A resposta do cajueiro

Ano passado meu pai quis cortar o pé de caju. No ano anterior já havia dado fim ao pé de romã. Tive pena, afinal árvore é vida. Mas nada fiz.

A romã não é uma boa fruta para consumo, sua árvore não fazia sombra, apenas espalhava as folhas que "sujavam" o quintal e entupiam o ralo. Cortou-se. Ficou o toco, enraizado no cimento que aos poucos vai afundando e formando buracos. Talvez em resposta ao ato impensado e cruel. As raízes mostram-se revoltadas e vingam-se. Ou não.

Noves fora as romãs, chega a vez dos cajus. A árvore é imensa, cheia de galhos e folhas grandes. Mas a produção é escassa, aparentemente o pé está doente. O valor é pouco. Dia de chuva e vento e as folhas causam um trantorno, entupindo o ralo e fazendo inundar o quintal.

Meu pai sentencia:

_ Vou cortar esse pé de caju! Não aguento mais tanta sujeira.

Umas poucas frutas colhemos dela algumas vezes. Sem graça, "apertosa"(sensação de contração e ressecamento das camadas internas (bochecha) da boca como quando se come fruta verde), sem o adocicado gostoso do caju. Tantas vezes desdenhei dos seus frutos, fiz pouco, não dei a mínima.

Mas muitas vezes estive sobre ela, em brincadeiras com os pequenos. Do tipo: _ Olha! A mãe também sobe em árvore! A pobre suportava meu peso, meu desdém, minha indiferença.

Não deixei que se cortasse. Não elenquei seus tantos valores nutricionais, ou ambientais. Nem o fiz por pena à vida que pulsava ali. Apenas não deixei que se cortasse.
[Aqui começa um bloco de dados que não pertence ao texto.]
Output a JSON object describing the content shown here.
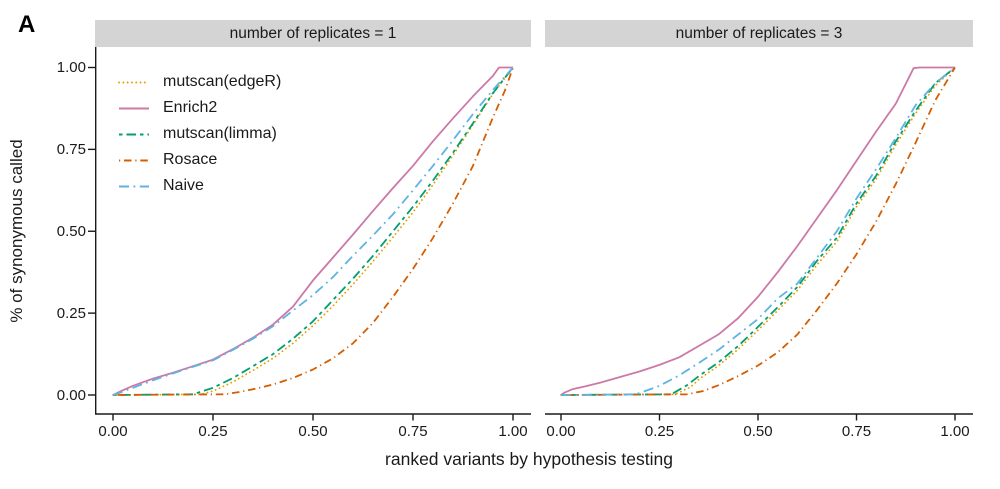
{
  "figure_label": "A",
  "colors": {
    "strip_background": "#d4d4d4",
    "axis": "#1a1a1a",
    "text": "#1a1a1a"
  },
  "axes": {
    "x_title": "ranked variants by hypothesis testing",
    "y_title": "% of synonymous called",
    "x_tick_labels": [
      "0.00",
      "0.25",
      "0.50",
      "0.75",
      "1.00"
    ],
    "y_tick_labels": [
      "0.00",
      "0.25",
      "0.50",
      "0.75",
      "1.00"
    ],
    "x_tick_values": [
      0,
      0.25,
      0.5,
      0.75,
      1
    ],
    "y_tick_values": [
      0,
      0.25,
      0.5,
      0.75,
      1
    ]
  },
  "chart_data": {
    "type": "line",
    "x_range": [
      0,
      1
    ],
    "y_range": [
      0,
      1
    ],
    "grid": "off",
    "legend_position": "top-left-inside-first-panel",
    "xlabel": "ranked variants by hypothesis testing",
    "ylabel": "% of synonymous called",
    "series_styles": [
      {
        "name": "mutscan(edgeR)",
        "color": "#E69F00",
        "dash": "0.1 4.2",
        "cap": "round"
      },
      {
        "name": "Enrich2",
        "color": "#CC79A7",
        "dash": "",
        "cap": "butt"
      },
      {
        "name": "mutscan(limma)",
        "color": "#009E73",
        "dash": "3.5 4 9.5 4",
        "cap": "butt"
      },
      {
        "name": "Rosace",
        "color": "#D55E00",
        "dash": "1.2 3.8 7.5 3.8",
        "cap": "butt"
      },
      {
        "name": "Naive",
        "color": "#5EB3E4",
        "dash": "10 4.5 1.8 4.5",
        "cap": "butt"
      }
    ],
    "panels": [
      {
        "title": "number of replicates = 1",
        "series": {
          "mutscan(edgeR)": [
            [
              0,
              0
            ],
            [
              0.22,
              0.002
            ],
            [
              0.25,
              0.012
            ],
            [
              0.3,
              0.04
            ],
            [
              0.35,
              0.075
            ],
            [
              0.4,
              0.112
            ],
            [
              0.45,
              0.158
            ],
            [
              0.5,
              0.212
            ],
            [
              0.55,
              0.272
            ],
            [
              0.6,
              0.338
            ],
            [
              0.65,
              0.408
            ],
            [
              0.7,
              0.482
            ],
            [
              0.75,
              0.558
            ],
            [
              0.8,
              0.642
            ],
            [
              0.85,
              0.732
            ],
            [
              0.9,
              0.825
            ],
            [
              0.95,
              0.92
            ],
            [
              1,
              1
            ]
          ],
          "Enrich2": [
            [
              0,
              0
            ],
            [
              0.02,
              0.012
            ],
            [
              0.05,
              0.028
            ],
            [
              0.1,
              0.05
            ],
            [
              0.15,
              0.068
            ],
            [
              0.2,
              0.088
            ],
            [
              0.25,
              0.108
            ],
            [
              0.3,
              0.14
            ],
            [
              0.35,
              0.175
            ],
            [
              0.4,
              0.215
            ],
            [
              0.45,
              0.27
            ],
            [
              0.5,
              0.35
            ],
            [
              0.55,
              0.42
            ],
            [
              0.6,
              0.49
            ],
            [
              0.65,
              0.562
            ],
            [
              0.7,
              0.632
            ],
            [
              0.75,
              0.7
            ],
            [
              0.8,
              0.775
            ],
            [
              0.85,
              0.845
            ],
            [
              0.9,
              0.912
            ],
            [
              0.95,
              0.975
            ],
            [
              0.965,
              1.0
            ],
            [
              1,
              1
            ]
          ],
          "mutscan(limma)": [
            [
              0,
              0
            ],
            [
              0.2,
              0.002
            ],
            [
              0.25,
              0.022
            ],
            [
              0.3,
              0.052
            ],
            [
              0.35,
              0.088
            ],
            [
              0.4,
              0.125
            ],
            [
              0.45,
              0.172
            ],
            [
              0.5,
              0.225
            ],
            [
              0.55,
              0.29
            ],
            [
              0.6,
              0.355
            ],
            [
              0.65,
              0.425
            ],
            [
              0.7,
              0.5
            ],
            [
              0.75,
              0.575
            ],
            [
              0.8,
              0.655
            ],
            [
              0.85,
              0.74
            ],
            [
              0.9,
              0.83
            ],
            [
              0.95,
              0.922
            ],
            [
              1,
              1
            ]
          ],
          "Rosace": [
            [
              0,
              0
            ],
            [
              0.28,
              0.002
            ],
            [
              0.32,
              0.01
            ],
            [
              0.36,
              0.02
            ],
            [
              0.4,
              0.032
            ],
            [
              0.45,
              0.052
            ],
            [
              0.5,
              0.078
            ],
            [
              0.55,
              0.112
            ],
            [
              0.6,
              0.158
            ],
            [
              0.65,
              0.22
            ],
            [
              0.7,
              0.3
            ],
            [
              0.75,
              0.385
            ],
            [
              0.8,
              0.48
            ],
            [
              0.85,
              0.585
            ],
            [
              0.9,
              0.7
            ],
            [
              0.95,
              0.848
            ],
            [
              0.98,
              0.93
            ],
            [
              1,
              1
            ]
          ],
          "Naive": [
            [
              0,
              0
            ],
            [
              0.02,
              0.008
            ],
            [
              0.05,
              0.022
            ],
            [
              0.1,
              0.045
            ],
            [
              0.15,
              0.066
            ],
            [
              0.2,
              0.086
            ],
            [
              0.25,
              0.106
            ],
            [
              0.3,
              0.138
            ],
            [
              0.35,
              0.172
            ],
            [
              0.4,
              0.21
            ],
            [
              0.45,
              0.258
            ],
            [
              0.5,
              0.305
            ],
            [
              0.55,
              0.36
            ],
            [
              0.6,
              0.425
            ],
            [
              0.65,
              0.487
            ],
            [
              0.7,
              0.552
            ],
            [
              0.75,
              0.625
            ],
            [
              0.8,
              0.7
            ],
            [
              0.85,
              0.778
            ],
            [
              0.9,
              0.858
            ],
            [
              0.95,
              0.932
            ],
            [
              1,
              1
            ]
          ]
        }
      },
      {
        "title": "number of replicates = 3",
        "series": {
          "mutscan(edgeR)": [
            [
              0,
              0
            ],
            [
              0.29,
              0.002
            ],
            [
              0.33,
              0.025
            ],
            [
              0.35,
              0.048
            ],
            [
              0.4,
              0.09
            ],
            [
              0.45,
              0.14
            ],
            [
              0.5,
              0.198
            ],
            [
              0.55,
              0.258
            ],
            [
              0.6,
              0.32
            ],
            [
              0.65,
              0.398
            ],
            [
              0.7,
              0.468
            ],
            [
              0.75,
              0.575
            ],
            [
              0.8,
              0.66
            ],
            [
              0.85,
              0.765
            ],
            [
              0.9,
              0.86
            ],
            [
              0.95,
              0.945
            ],
            [
              1,
              1
            ]
          ],
          "Enrich2": [
            [
              0,
              0
            ],
            [
              0.01,
              0.008
            ],
            [
              0.03,
              0.018
            ],
            [
              0.06,
              0.026
            ],
            [
              0.1,
              0.038
            ],
            [
              0.15,
              0.055
            ],
            [
              0.2,
              0.072
            ],
            [
              0.25,
              0.092
            ],
            [
              0.3,
              0.115
            ],
            [
              0.35,
              0.15
            ],
            [
              0.4,
              0.185
            ],
            [
              0.45,
              0.235
            ],
            [
              0.5,
              0.3
            ],
            [
              0.55,
              0.375
            ],
            [
              0.6,
              0.455
            ],
            [
              0.65,
              0.54
            ],
            [
              0.7,
              0.625
            ],
            [
              0.75,
              0.715
            ],
            [
              0.8,
              0.805
            ],
            [
              0.85,
              0.89
            ],
            [
              0.895,
              0.998
            ],
            [
              0.91,
              1.0
            ],
            [
              1,
              1
            ]
          ],
          "mutscan(limma)": [
            [
              0,
              0
            ],
            [
              0.28,
              0.002
            ],
            [
              0.32,
              0.03
            ],
            [
              0.35,
              0.058
            ],
            [
              0.4,
              0.1
            ],
            [
              0.45,
              0.15
            ],
            [
              0.5,
              0.208
            ],
            [
              0.55,
              0.268
            ],
            [
              0.6,
              0.33
            ],
            [
              0.65,
              0.41
            ],
            [
              0.7,
              0.48
            ],
            [
              0.75,
              0.585
            ],
            [
              0.8,
              0.67
            ],
            [
              0.85,
              0.775
            ],
            [
              0.9,
              0.868
            ],
            [
              0.95,
              0.952
            ],
            [
              1,
              1
            ]
          ],
          "Rosace": [
            [
              0,
              0
            ],
            [
              0.32,
              0.002
            ],
            [
              0.36,
              0.012
            ],
            [
              0.4,
              0.03
            ],
            [
              0.45,
              0.058
            ],
            [
              0.5,
              0.09
            ],
            [
              0.55,
              0.13
            ],
            [
              0.6,
              0.185
            ],
            [
              0.65,
              0.26
            ],
            [
              0.7,
              0.34
            ],
            [
              0.75,
              0.43
            ],
            [
              0.8,
              0.53
            ],
            [
              0.85,
              0.645
            ],
            [
              0.9,
              0.77
            ],
            [
              0.95,
              0.9
            ],
            [
              1,
              1
            ]
          ],
          "Naive": [
            [
              0,
              0
            ],
            [
              0.19,
              0.002
            ],
            [
              0.22,
              0.015
            ],
            [
              0.25,
              0.028
            ],
            [
              0.3,
              0.06
            ],
            [
              0.35,
              0.098
            ],
            [
              0.4,
              0.138
            ],
            [
              0.45,
              0.185
            ],
            [
              0.5,
              0.232
            ],
            [
              0.55,
              0.295
            ],
            [
              0.6,
              0.34
            ],
            [
              0.65,
              0.42
            ],
            [
              0.7,
              0.5
            ],
            [
              0.75,
              0.6
            ],
            [
              0.8,
              0.69
            ],
            [
              0.85,
              0.785
            ],
            [
              0.9,
              0.885
            ],
            [
              0.95,
              0.952
            ],
            [
              1,
              1
            ]
          ]
        }
      }
    ]
  }
}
Além disso, sua sombra me era muito útil em dias de sol, refrescava minha cozinha, isso bastou para que eu evitasse o ato.

Este ano ela está aqui, refrescando minha cozinha.

E me parece agradecida pelo cuidado em não deixar que se fosse.

Nos brinda docemente com maravilhosos frutos, há mais de um mês estamos colhendo talvez a maior carga da vida deste cajueiro. Nunca comi tantos cajus e tão saborosos. Até os pássaros parecem agradecidos.

Todas as manhãs sou abençoada pelos mais belos acordes e as mais doces melodias que se possa imaginar.

Talvez ela não estivesse doente afinal. Talvez sofresse de indiferença, de falta de carinho, de falta de vida. De vida sobre seus galhos, em seu redor.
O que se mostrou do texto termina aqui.